These are chat archives for dereneaton/ipyrad

20th
Feb 2018
Glib Mazepa
@mazepago_twitter
Feb 20 2018 09:28

Thanks for the suggestions, @isaacovercast! Yet another question: I am trying to run >390 samples and continuously running out of quota on the cluster at the step #6 (forlder *_across is > 900 Gb), is there any way to calculate approximate size of the output (or the .tmp)? I would like to avoid sacrifice of the samples... Also, as far as i understand I cannot run step #6 on the subsets of the samples and merging them afterwards... From the report below it seems like this Step was quite close to finish, wasnt't it?

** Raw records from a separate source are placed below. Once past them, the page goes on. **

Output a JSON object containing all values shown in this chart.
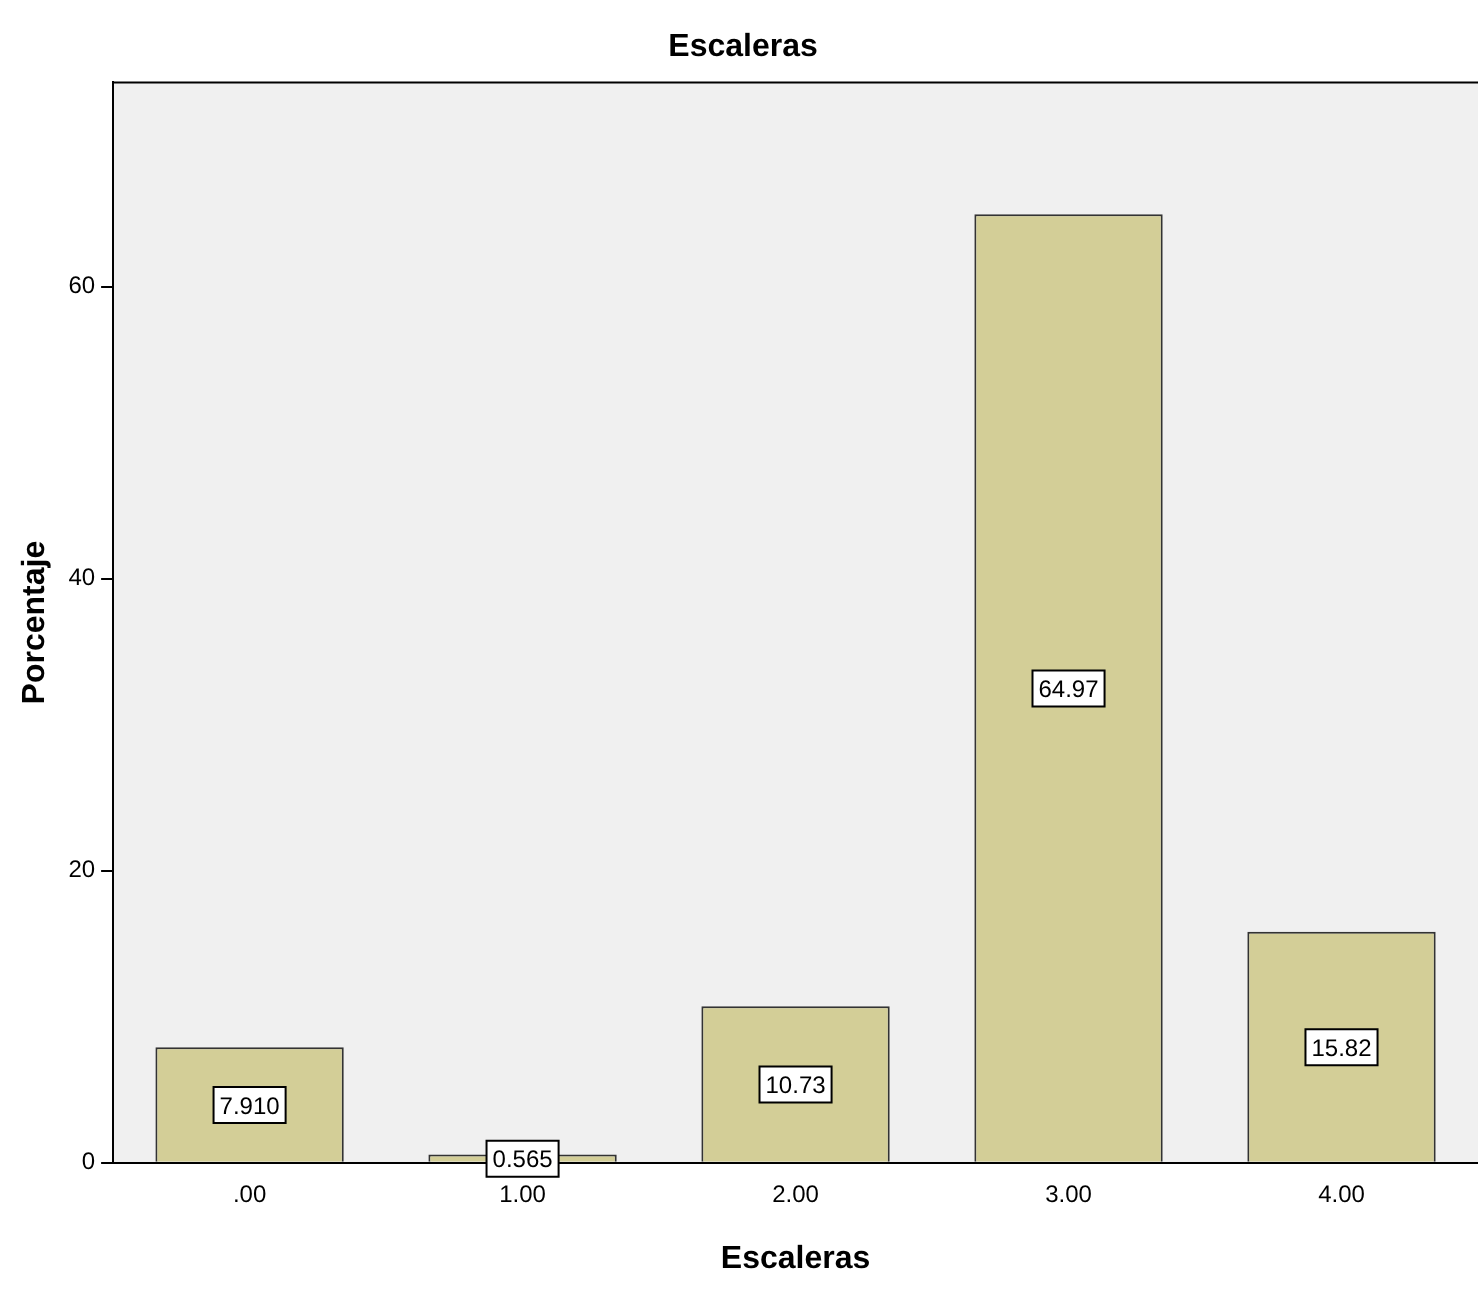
{
  "chart_data": {
    "type": "bar",
    "title": "Escaleras",
    "xlabel": "Escaleras",
    "ylabel": "Porcentaje",
    "categories": [
      ".00",
      "1.00",
      "2.00",
      "3.00",
      "4.00"
    ],
    "values": [
      7.91,
      0.565,
      10.73,
      64.97,
      15.82
    ],
    "value_labels": [
      "7.910",
      "0.565",
      "10.73",
      "64.97",
      "15.82"
    ],
    "color": "#d3ce97",
    "ylim": [
      0,
      74
    ],
    "yticks": [
      0,
      20,
      40,
      60
    ],
    "grid": false,
    "legend": false
  }
}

Step 6: Clustering at 0.9 similarity across 396 samples
[####################] 100% concat/shuffle input | 0:02:02
[####################] 100% clustering across | 2:01:53
[####################] 100% building clusters | 0:04:15
[####################] 100% aligning clusters | 0:07:25
[####################] 100% database indels | 0:09:02
[################### ] 97% indexing clusters | 0:31:54 Traceback (most recent call last):
File "/home/gmazepa/miniconda2/lib/python2.7/logging/init.py", line 885, in emit
self.flush()
File "/home/gmazepa/miniconda2/lib/python2.7/logging/init.py", line 845, in flush
self.stream.flush()
IOError: [Errno 122] Disk quota exceeded

Isaac Overcast
@isaacovercast
Feb 20 2018 15:34
@mazepago_twitter Well, that's a pretty big dataset. You could try cleaning up some of the files from earlier steps to free up space. What's weird is that it's dying during indexing, which should be consuming that much disk. It's also weird that it's dying on flushing the log file, which again shouldn't be a super disk heavy activity. I assume this is on a cluster? Sometimes clusters have different home and scratch drives. I've seen it where the home folders are highly restricted on quotas, but the scratch drives are unlimited. It could be that you're just filling up your home directory?
Glib Mazepa
@mazepago_twitter
Feb 20 2018 19:02

@isaacovercast, I tried to rerun step #6 after cleaning $HOME directory and here is current quota reports at $HOME:

Disk quotas for user gmazepa (uid 25067):
Filesystem blocks quota limit grace files quota limit grace
nfsserv4.infiniband.vital-it.ch:/exports/home
4885M 5120M 5632M 64991 0 0

But at this stage: [################### ] 95% indexing clusters | 0:29:01

it crushes and an error is reported:
ipyrad [v.0.7.22]

Interactive assembly and analysis of RAD-seq data

Begin run: 2018-02-20 16:32
Using args {'preview': False, 'force': False, 'threads': 2, 'results': False, 'quiet': False, 'merge': None, 'ipcluster': None, 'cores': 40, 'params': 'params-18_Feb_bash_90_steps12345.txt', 'branch': None, 'steps': '6', 'debug': False, 'new': None, 'download': None, 'MPI': True}
Platform info: ('Linux', 'dee-serv06.vital-it.ch', '2.6.32-696.18.7.el6.x86_64', '#1 SMP Thu Jan 4 17:31:22 UTC 2018', 'x86_64')2018-02-20 19:18:25,095 pid=7912 [assembly.py] ERROR IOError(Driver write request failed (File write failed: time = tue feb 20 19:18:24 2018
, filename = '/stn4/ul/monthly/mazepago/ipyrad_18_feb_on_bash/18_feb_bash_90_steps12345_across/p_bedriagae_jordan_gmj_01_56_unassembledr2.tmp.h5', file descriptor = 141, errno = 122, error message = 'disk quota exceeded', buf = 0x7ffe09dbd520, total write size = 96, bytes this sub-write = 96, bytes actually written = 18446744073709551615, offset = 0))
2018-02-20 19:18:25,509 pid=7912 [assembly.py] ERROR shutdown warning: [Errno 122] Disk quota exceeded

Isaac Overcast
@isaacovercast
Feb 20 2018 19:32
Well this is conspicuous: bytes actually written = 18446744073709551615. That's a LOT of bytes. Something must be weird.
Ooooooh followed a hunch and turns out the max value for int64 is very close to 18446744073709551615.
18446744073709551616L
Can't be a coincidence
Isaac Overcast
@isaacovercast
Feb 20 2018 19:40
Haha, nevermind: "bytes actually written = 18446744073709551615 probably just refers to a return value of -1 for the POSIX routine write (man7.org/linux/man-pages/man2/write.2.html) which is cast to double and back which would produce this value. It just means what it says: Your HD is full."
This is just the standard warning message when you're out of disk. the quota report looks like you're already using the vast majority of your disk. Is there any way you can get access to a bigger disk or a temporary quota easement?
dionyes
@dionyes
Feb 20 2018 20:03
@eaton-lab thanks so much for all the help! It’s working now :).